Met mij gaat het trouwens goed, dank je zeer voor je bezorgdheid, en ik wens jou van harte hetzelfde toe. Ik ben zo gezond als maar kan en doe niet veel meer of minder dan ik gewoon ben. Ik schrijf afwisselend aan de eettafel en in de sofa, geef mijn liefsteling bij tijd en wijle een kus in de haren, steek een vurige monoloog af tegen een van mijn drie katten en kijk door het raam om te zien of daarbuiten iemand nog zin of lef genoeg heeft om te bewegen. De eerlijkheid gebiedt te erkennen dat het wat dat laatste betreft iet of wat tegenvalt. Maar ook dat wist je al.
Wanneer jullie weer de vrijheid genieten om het leven te vieren, doe ik vrolijk met jullie mee
Toch is er iets veranderd. Je moet weten, en dat vertel ik niet aan iedereen, dat ik me nogal graag afzonder, wat me in de loop der jaren het predicaat ‘kluizenaar’ heeft opgeleverd. Sommigen denken zelfs dat ik louter een typetje ben dat op Facebook leeft. Een jaar of zo geleden stelde ik mezelf in de ondertussen ter ziele gegane Kortrijkse kroeg Den Boulevard voor aan de warmhartige waardin Tine, die vervolgens riposteerde: ‘Maar Joost, jij bestaat écht.’

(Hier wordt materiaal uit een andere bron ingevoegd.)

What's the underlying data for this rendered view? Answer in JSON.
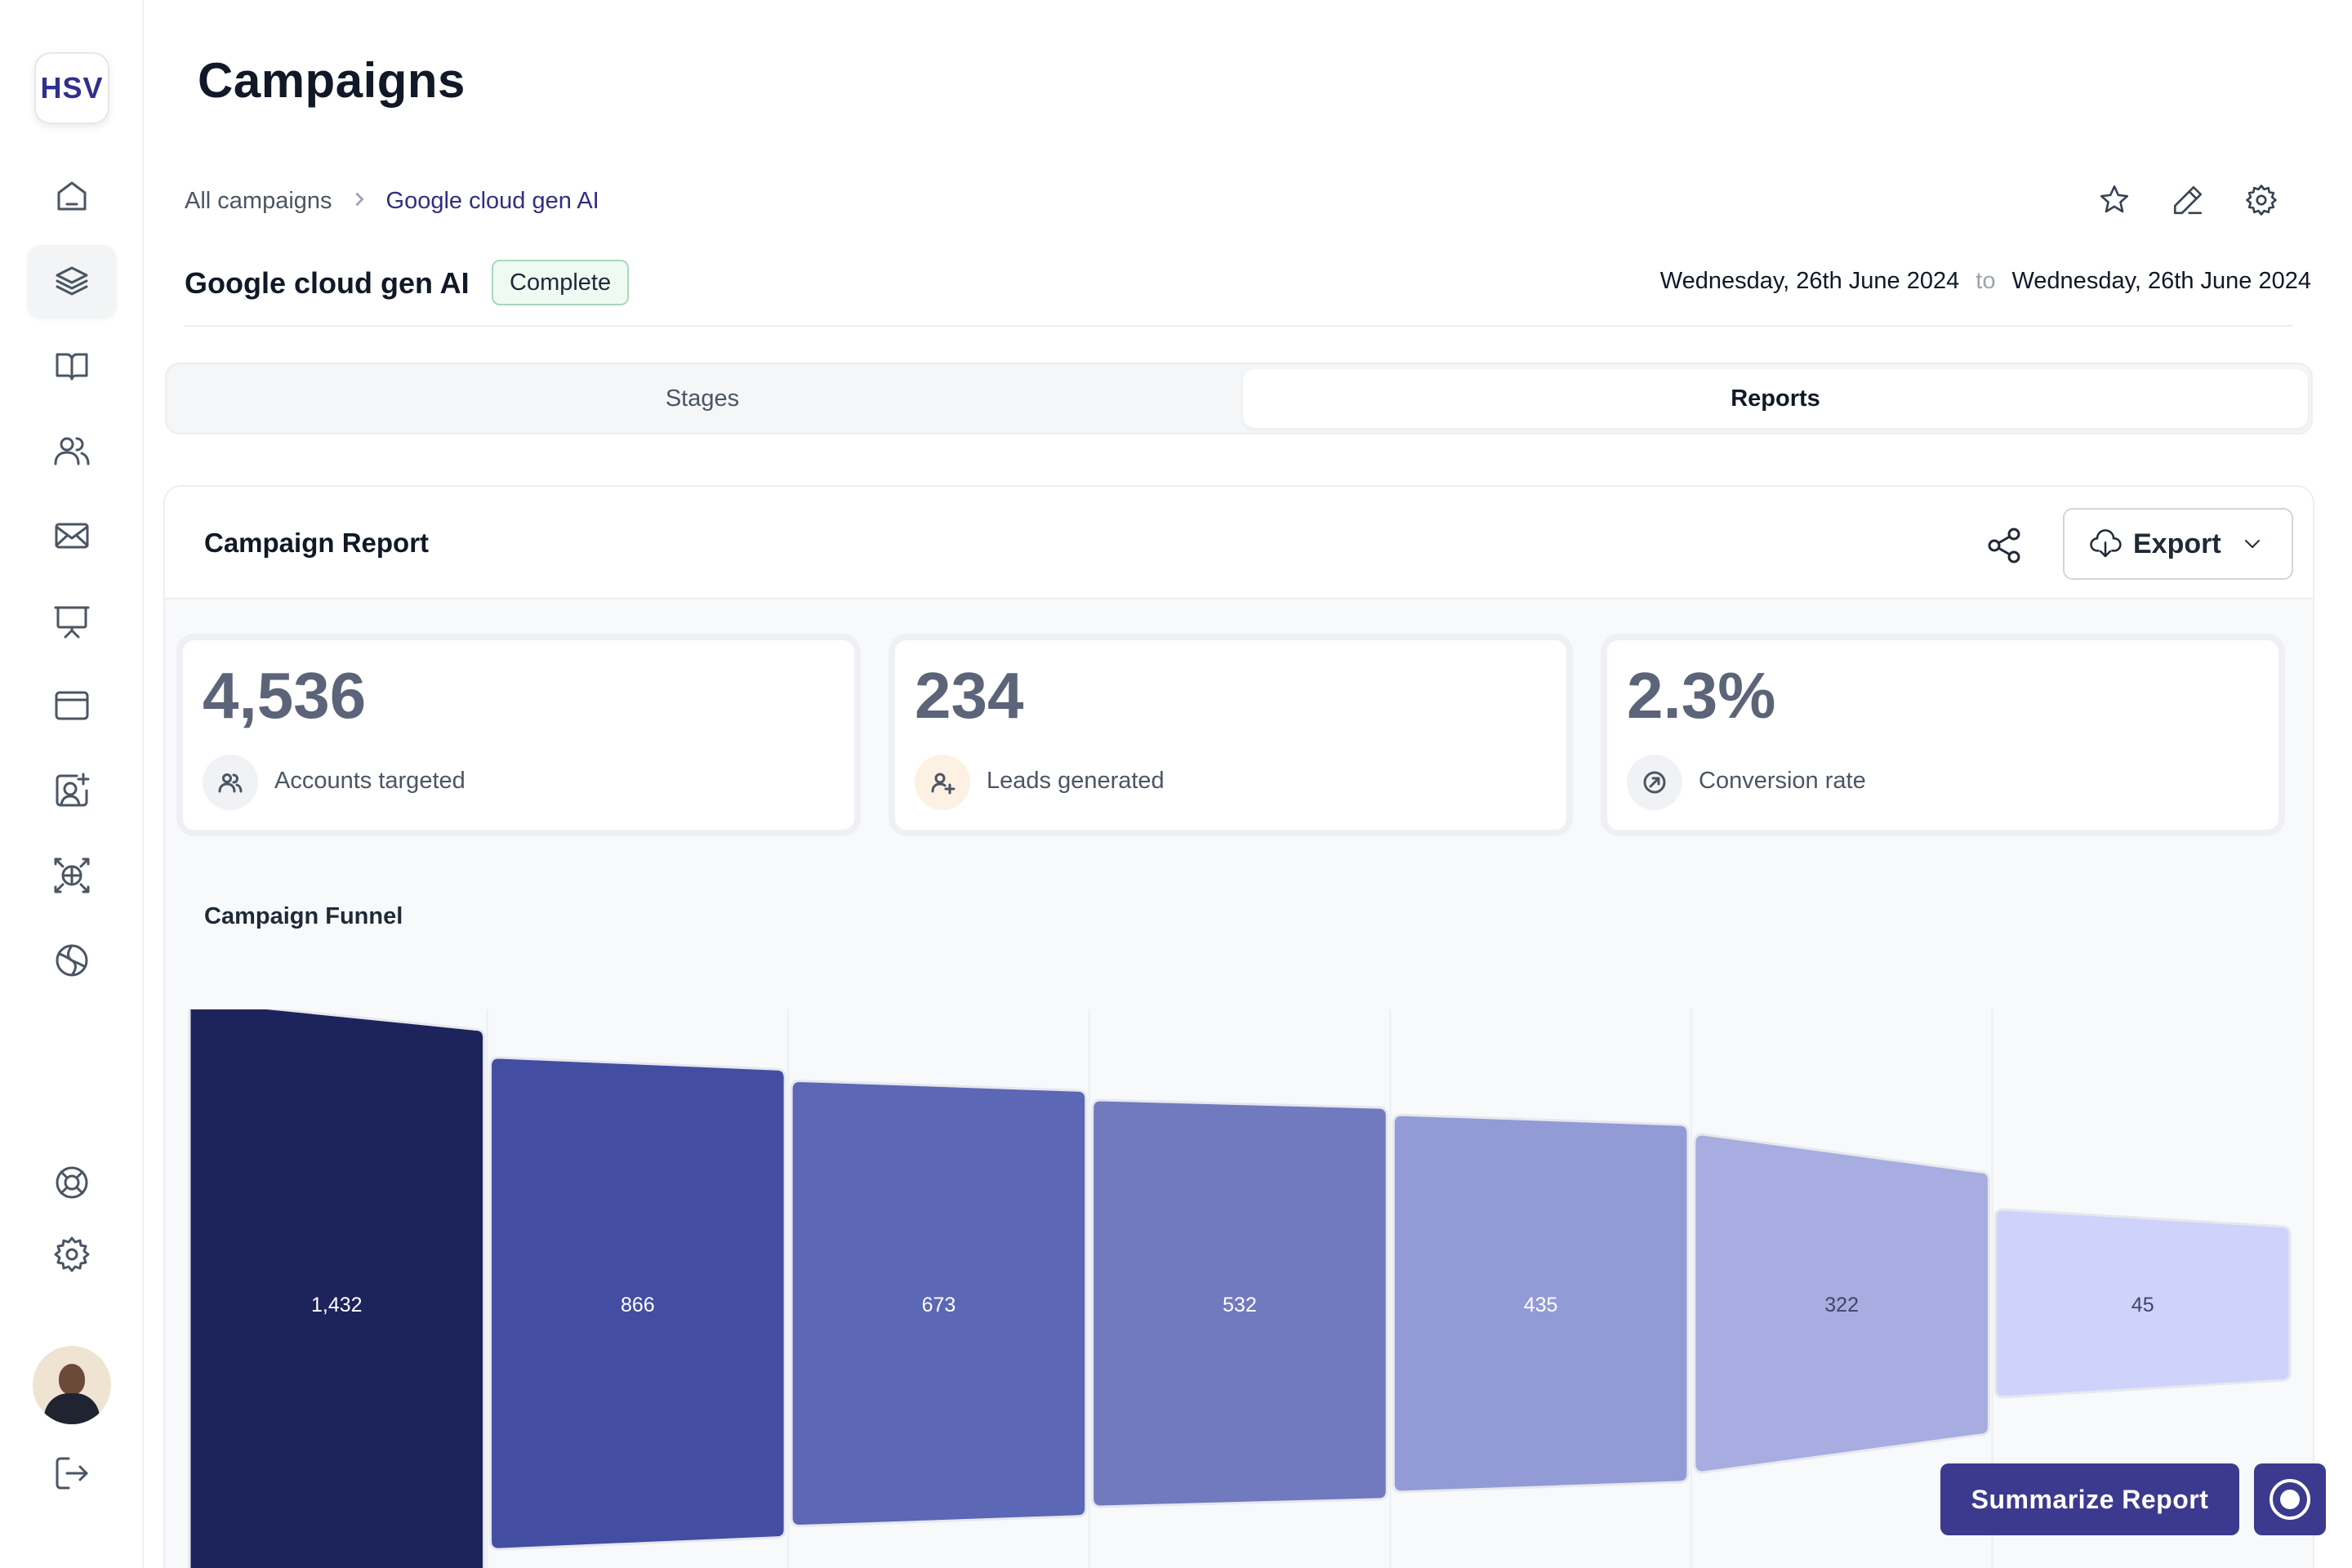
{
  "logo": {
    "text": "HSV"
  },
  "sidebar": {
    "items": [
      {
        "icon": "home-icon"
      },
      {
        "icon": "layers-icon",
        "active": true
      },
      {
        "icon": "book-icon"
      },
      {
        "icon": "users-icon"
      },
      {
        "icon": "mail-icon"
      },
      {
        "icon": "presentation-icon"
      },
      {
        "icon": "browser-icon"
      },
      {
        "icon": "user-add-icon"
      },
      {
        "icon": "network-icon"
      },
      {
        "icon": "aperture-icon"
      }
    ],
    "bottom_items": [
      {
        "icon": "help-buoy-icon"
      },
      {
        "icon": "gear-icon"
      },
      {
        "icon": "logout-icon"
      }
    ]
  },
  "header": {
    "title": "Campaigns",
    "breadcrumb": {
      "parent": "All campaigns",
      "current": "Google cloud gen AI"
    },
    "campaign_name": "Google cloud gen AI",
    "status": "Complete",
    "date_from": "Wednesday, 26th June 2024",
    "date_to_word": "to",
    "date_to": "Wednesday, 26th June 2024"
  },
  "tabs": {
    "stages": "Stages",
    "reports": "Reports",
    "active": "Reports"
  },
  "report": {
    "title": "Campaign Report",
    "export_label": "Export",
    "stats": [
      {
        "value": "4,536",
        "label": "Accounts targeted",
        "icon": "users-icon"
      },
      {
        "value": "234",
        "label": "Leads generated",
        "icon": "user-add-icon"
      },
      {
        "value": "2.3%",
        "label": "Conversion rate",
        "icon": "gauge-icon"
      }
    ],
    "funnel_title": "Campaign Funnel"
  },
  "chart_data": {
    "type": "funnel",
    "title": "Campaign Funnel",
    "values": [
      1432,
      866,
      673,
      532,
      435,
      322,
      45
    ],
    "labels": [
      "1,432",
      "866",
      "673",
      "532",
      "435",
      "322",
      "45"
    ],
    "colors": [
      "#1c245b",
      "#434ea3",
      "#5c67b5",
      "#717abf",
      "#929bd6",
      "#a7ade0",
      "#cfd3fb"
    ]
  },
  "actions": {
    "summarize": "Summarize Report"
  }
}
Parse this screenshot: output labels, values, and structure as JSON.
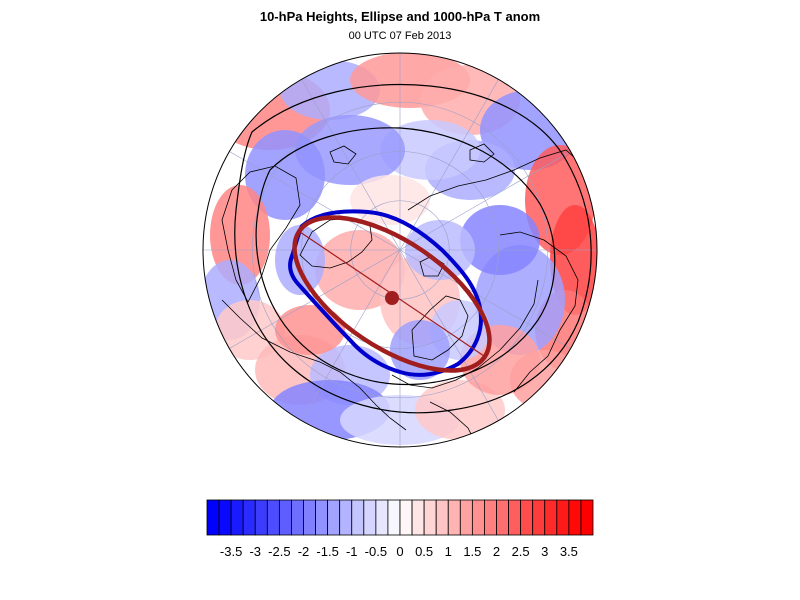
{
  "title": "10-hPa Heights, Ellipse and 1000-hPa T anom",
  "subtitle": "00 UTC 07 Feb 2013",
  "colors": {
    "ellipse_polar_vortex": "#a01e1e",
    "vortex_edge_contour": "#0000cc",
    "coastline": "#000000",
    "height_contour": "#000000",
    "graticule": "#9aa0c8"
  },
  "colorbar": {
    "type": "heatmap",
    "min": -3.75,
    "max": 3.75,
    "interval": 0.25,
    "tick_labels": [
      "-3.5",
      "-3",
      "-2.5",
      "-2",
      "-1.5",
      "-1",
      "-0.5",
      "0",
      "0.5",
      "1",
      "1.5",
      "2",
      "2.5",
      "3",
      "3.5"
    ],
    "tick_values": [
      -3.5,
      -3,
      -2.5,
      -2,
      -1.5,
      -1,
      -0.5,
      0,
      0.5,
      1,
      1.5,
      2,
      2.5,
      3,
      3.5
    ],
    "negative_color": "#0000ff",
    "positive_color": "#ff0000",
    "zero_color": "#ffffff"
  }
}
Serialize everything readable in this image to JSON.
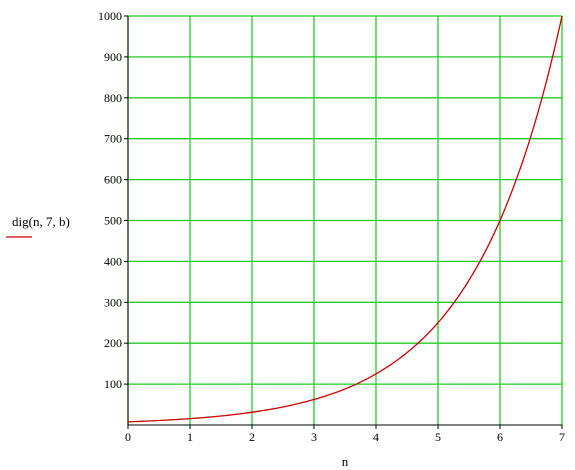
{
  "chart_data": {
    "type": "line",
    "title": "",
    "xlabel": "n",
    "ylabel": "",
    "xlim": [
      0,
      7
    ],
    "ylim": [
      0,
      1000
    ],
    "x_ticks": [
      "0",
      "1",
      "2",
      "3",
      "4",
      "5",
      "6",
      "7"
    ],
    "y_ticks": [
      "100",
      "200",
      "300",
      "400",
      "500",
      "600",
      "700",
      "800",
      "900",
      "1000"
    ],
    "grid": true,
    "legend_position": "left",
    "series": [
      {
        "name": "dig(n, 7, b)",
        "color": "#cc0000",
        "x": [
          0,
          0.5,
          1,
          1.5,
          2,
          2.5,
          3,
          3.5,
          4,
          4.5,
          5,
          5.5,
          6,
          6.25,
          6.5,
          6.75,
          7
        ],
        "y": [
          7.8,
          11,
          15.6,
          22,
          31.3,
          44,
          62.5,
          88,
          125,
          177,
          250,
          354,
          500,
          595,
          707,
          841,
          1000
        ]
      }
    ]
  },
  "colors": {
    "grid": "#22cc22",
    "axis": "#000000",
    "background": "#ffffff"
  }
}
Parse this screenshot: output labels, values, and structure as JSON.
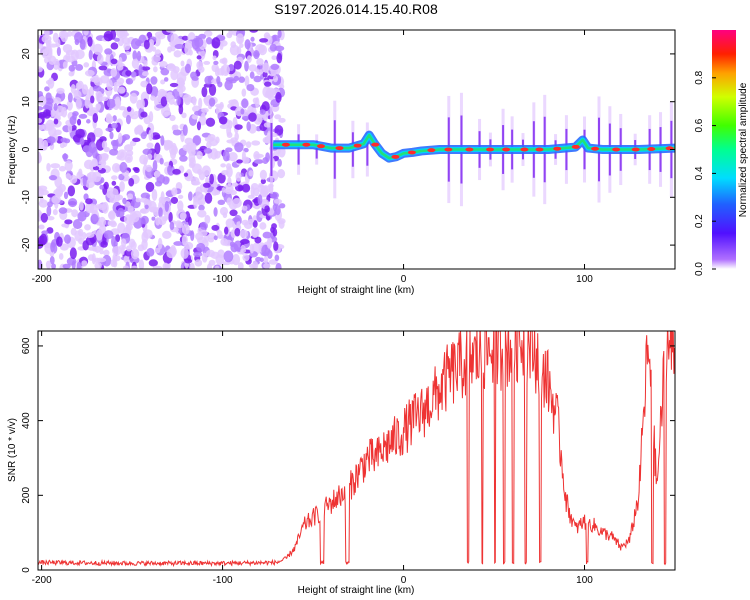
{
  "title": "S197.2026.014.15.40.R08",
  "chart_data": [
    {
      "type": "heatmap",
      "xlabel": "Height of straight line (km)",
      "ylabel": "Frequency (Hz)",
      "xlim": [
        -202,
        150
      ],
      "ylim": [
        -25,
        25
      ],
      "xticks": [
        -200,
        -100,
        0,
        100
      ],
      "yticks": [
        -20,
        -10,
        0,
        10,
        20
      ],
      "colorbar": {
        "label": "Normalized spectral amplitude",
        "range": [
          0,
          1
        ],
        "ticks": [
          0.0,
          0.2,
          0.4,
          0.6,
          0.8
        ]
      },
      "colors": {
        "noise_light": "#e2c8ff",
        "noise_mid": "#b07cff",
        "noise_dark": "#7a1ff0",
        "band_low": "#2a6bff",
        "band_mid": "#22e07a",
        "band_high": "#ff2a2a"
      },
      "noise_region_x": [
        -202,
        -67
      ],
      "signal_track": {
        "x": [
          -72,
          -60,
          -50,
          -40,
          -30,
          -22,
          -19,
          -16,
          -12,
          -8,
          -4,
          0,
          5,
          10,
          20,
          40,
          60,
          80,
          95,
          99,
          102,
          110,
          130,
          150
        ],
        "y": [
          1.0,
          1.0,
          1.0,
          0.3,
          0.3,
          1.2,
          3.0,
          1.2,
          -0.8,
          -1.8,
          -1.5,
          -0.8,
          -0.6,
          -0.3,
          0.0,
          0.0,
          0.0,
          0.0,
          0.5,
          2.0,
          0.3,
          0.0,
          0.0,
          0.3
        ]
      },
      "streak_x": [
        -73,
        -58,
        -48,
        -38,
        -28,
        -20,
        25,
        32,
        42,
        48,
        55,
        60,
        66,
        72,
        78,
        84,
        90,
        100,
        108,
        114,
        120,
        128,
        136,
        142,
        148
      ]
    },
    {
      "type": "line",
      "xlabel": "Height of straight line (km)",
      "ylabel": "SNR (10 * v/v)",
      "xlim": [
        -202,
        150
      ],
      "ylim": [
        0,
        640
      ],
      "xticks": [
        -200,
        -100,
        0,
        100
      ],
      "yticks": [
        0,
        200,
        400,
        600
      ],
      "color": "#ee3333",
      "series": [
        {
          "name": "",
          "x": [
            -202,
            -150,
            -100,
            -70,
            -65,
            -60,
            -55,
            -50,
            -45,
            -40,
            -35,
            -30,
            -25,
            -20,
            -15,
            -10,
            -5,
            0,
            5,
            10,
            15,
            20,
            25,
            30,
            35,
            40,
            45,
            50,
            55,
            60,
            65,
            70,
            75,
            80,
            85,
            90,
            95,
            100,
            105,
            110,
            115,
            120,
            125,
            130,
            135,
            140,
            145,
            150
          ],
          "y": [
            20,
            18,
            18,
            20,
            30,
            60,
            120,
            140,
            160,
            180,
            200,
            220,
            260,
            300,
            300,
            330,
            350,
            370,
            400,
            420,
            450,
            480,
            520,
            540,
            560,
            570,
            580,
            600,
            580,
            600,
            620,
            600,
            560,
            500,
            400,
            180,
            110,
            130,
            120,
            100,
            90,
            60,
            80,
            200,
            600,
            220,
            610,
            580
          ]
        }
      ],
      "dropouts": [
        [
          -46,
          -44
        ],
        [
          -32,
          -30
        ],
        [
          35,
          36
        ],
        [
          43,
          44
        ],
        [
          50,
          51
        ],
        [
          55,
          56
        ],
        [
          60,
          61
        ],
        [
          67,
          68
        ],
        [
          75,
          76
        ],
        [
          101,
          102
        ],
        [
          137,
          138
        ],
        [
          144,
          145
        ]
      ]
    }
  ]
}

Vandaag is er die zucht. Naar mijn zussen die ik mis en meer dan ooit tevoren schrijf of bel. Naar het neefje van mijn lief dat me via WhatsApp toont hoe hard hij op een bal kan schoppen. Naar mijn goede, trouwe vrienden die ik te lang heb verwaarloosd. Naar knuffels en kussen krijgen en geven, en harten onder de riem steken.
Net nu zovelen dik tegen hun goesting mij zijn, wil ik iemand anders zijn. Straks, wanneer jullie weer de vrijheid genieten om te dansen, te drinken en het leven te vieren, doe ik vrolijk met jullie mee. Dat is beloofd.